Best practices to keep searches useful and reliable

  • Keep log quality high. Ambiguity in fields makes searches noisy. Strive for clean timestamps, stable device identifiers, and consistent event keywords.

  • Use consistent naming. Standardize event types and categories in your parsers. A single “login_failure” label across sources is far easier to search than a mix of “auth_fail,” “bad_login,” and “UNAUTHORIZED_LOGIN.”

  • Correlate with known signals. When possible, link custom-log events to existing alerts or IOC indicators. Correlation helps you spot patterns that single-source queries miss.

  • Create focused dashboards. Start with a few high-value views—time-based trends, top sources of custom logs, and a quick filter for critical events. Expand as you gain confidence.

  • Pay attention to security in transit. Use secure channels for log forwarding, and manage access to the parsing rules and data sources so only authorized staff can modify them.

  • Document your approach. A light-touch reference that lists the devices feeding custom logs, the parser details, and the key fields helps teams onboard quickly and reduces misconfigurations.
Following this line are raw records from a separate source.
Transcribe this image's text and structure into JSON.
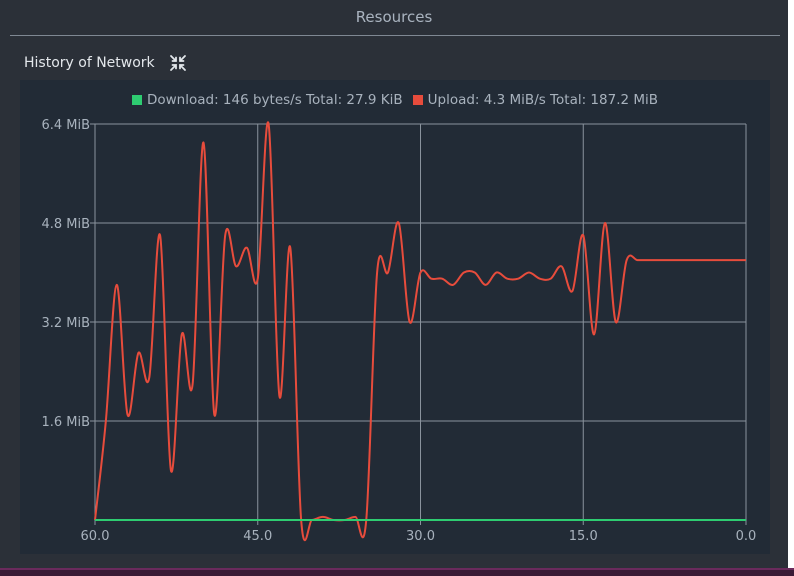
{
  "panel": {
    "title": "Resources"
  },
  "section": {
    "title": "History of Network",
    "collapse_icon": "collapse-arrows-icon"
  },
  "colors": {
    "download": "#2ecc71",
    "upload": "#e74c3c",
    "grid": "#8a939d",
    "background": "#222b36"
  },
  "legend": {
    "download": "Download: 146 bytes/s Total: 27.9 KiB",
    "upload": "Upload: 4.3 MiB/s Total: 187.2 MiB"
  },
  "chart_data": {
    "type": "line",
    "title": "",
    "xlabel": "",
    "ylabel": "",
    "y_unit": "MiB",
    "xlim": [
      60,
      0
    ],
    "ylim": [
      0,
      6.4
    ],
    "x_ticks": [
      60,
      45,
      30,
      15,
      0
    ],
    "x_tick_labels": [
      "60.0",
      "45.0",
      "30.0",
      "15.0",
      "0.0"
    ],
    "y_ticks": [
      1.6,
      3.2,
      4.8,
      6.4
    ],
    "y_tick_labels": [
      "1.6 MiB",
      "3.2 MiB",
      "4.8 MiB",
      "6.4 MiB"
    ],
    "grid": true,
    "legend_position": "top",
    "x": [
      60,
      59,
      58,
      57,
      56,
      55,
      54,
      53,
      52,
      51,
      50,
      49,
      48,
      47,
      46,
      45,
      44,
      43,
      42,
      41,
      40,
      39,
      38,
      37,
      36,
      35,
      34,
      33,
      32,
      31,
      30,
      29,
      28,
      27,
      26,
      25,
      24,
      23,
      22,
      21,
      20,
      19,
      18,
      17,
      16,
      15,
      14,
      13,
      12,
      11,
      10,
      9,
      8,
      7,
      6,
      5,
      4,
      3,
      2,
      1,
      0
    ],
    "series": [
      {
        "name": "Download",
        "values": [
          0,
          0,
          0,
          0,
          0,
          0,
          0,
          0,
          0,
          0,
          0,
          0,
          0,
          0,
          0,
          0,
          0,
          0,
          0,
          0,
          0,
          0,
          0,
          0,
          0,
          0,
          0,
          0,
          0,
          0,
          0,
          0,
          0,
          0,
          0,
          0,
          0,
          0,
          0,
          0,
          0,
          0,
          0,
          0,
          0,
          0,
          0,
          0,
          0,
          0,
          0,
          0,
          0,
          0,
          0,
          0,
          0,
          0,
          0,
          0,
          0
        ]
      },
      {
        "name": "Upload",
        "values": [
          0,
          1.6,
          3.8,
          1.7,
          2.7,
          2.3,
          4.6,
          0.8,
          3.0,
          2.2,
          6.1,
          1.7,
          4.6,
          4.1,
          4.4,
          3.9,
          6.4,
          2.0,
          4.4,
          0,
          0,
          0.05,
          0,
          0,
          0.05,
          0,
          4.0,
          4.0,
          4.8,
          3.2,
          4.0,
          3.9,
          3.9,
          3.8,
          4.0,
          4.0,
          3.8,
          4.0,
          3.9,
          3.9,
          4.0,
          3.9,
          3.9,
          4.1,
          3.7,
          4.6,
          3.0,
          4.8,
          3.2,
          4.2,
          4.2,
          4.2,
          4.2,
          4.2,
          4.2,
          4.2,
          4.2,
          4.2,
          4.2,
          4.2,
          4.2
        ]
      }
    ]
  }
}
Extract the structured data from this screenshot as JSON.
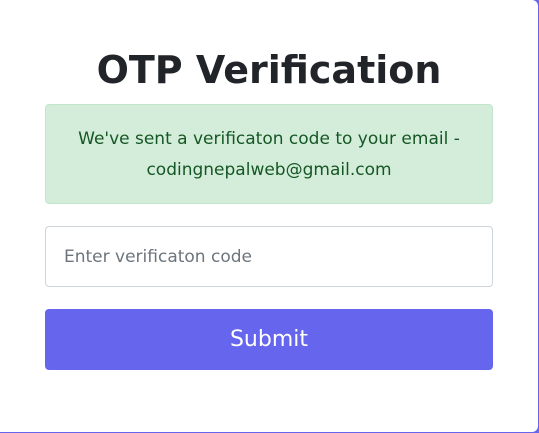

Common misconceptions and clarifications

  • “If it’s not officially supported, I can’t search it.” Not true. As long as you can feed FortiSIEM logs in a parseable format, you can search that data. The system doesn’t require every device to have a native connector to be valuable.

  • “Custom logs will break the system.” With careful parsing and field normalization, custom logs become just another source in your security data lake. The trick is discipline when defining the data you ingest.

  • “Custom logs are a maintenance headache.” They can be, if you skip validation or skip updating parsers when log formats change. The key is to treat them as first-class data sources, with regular checks and updates as needed.

A moment for the broader picture

Visibility is the backbone of effective incident response. When you can see data from a wider array of devices, you gain a fuller picture of what’s happening in your environment. It’s not about chasing every single log line; it’s about having the context to connect dots—who, what, where, when, and why. And that context can be the difference between spotting a trend early or reacting after the fact.

If your network includes devices that don’t come with built-in FortiSIEM support, you’re not out of luck. You’re armed with a flexible workflow: forward the logs, parse them correctly, and weave them into your existing searches and dashboards. The result is a more complete security posture, with fewer blind spots and quicker insights when things go off the rails.

A final thought

The beauty of FortiSIEM lies in its adaptability. The moment you treat custom logs as legitimate data streams—worthy of parsing, indexing, and querying—you unlock a richer, more actionable view of your security landscape. It’s a practical reminder that good visibility isn’t limited to the gear that ships with one-click integrations. It grows from well-structured data and thoughtful configuration, day by day.

If you’re overseeing FortiSIEM in a mixed environment, consider starting with a single, high-value custom source. Build a solid parser, validate a handful of essential fields, and create a couple of targeted searches. You’ll likely discover that the overall clarity of your security posture improves faster than you’d expect. And yes, even devices you once considered “unsupported” can become meaningful contributors to your defense strategy.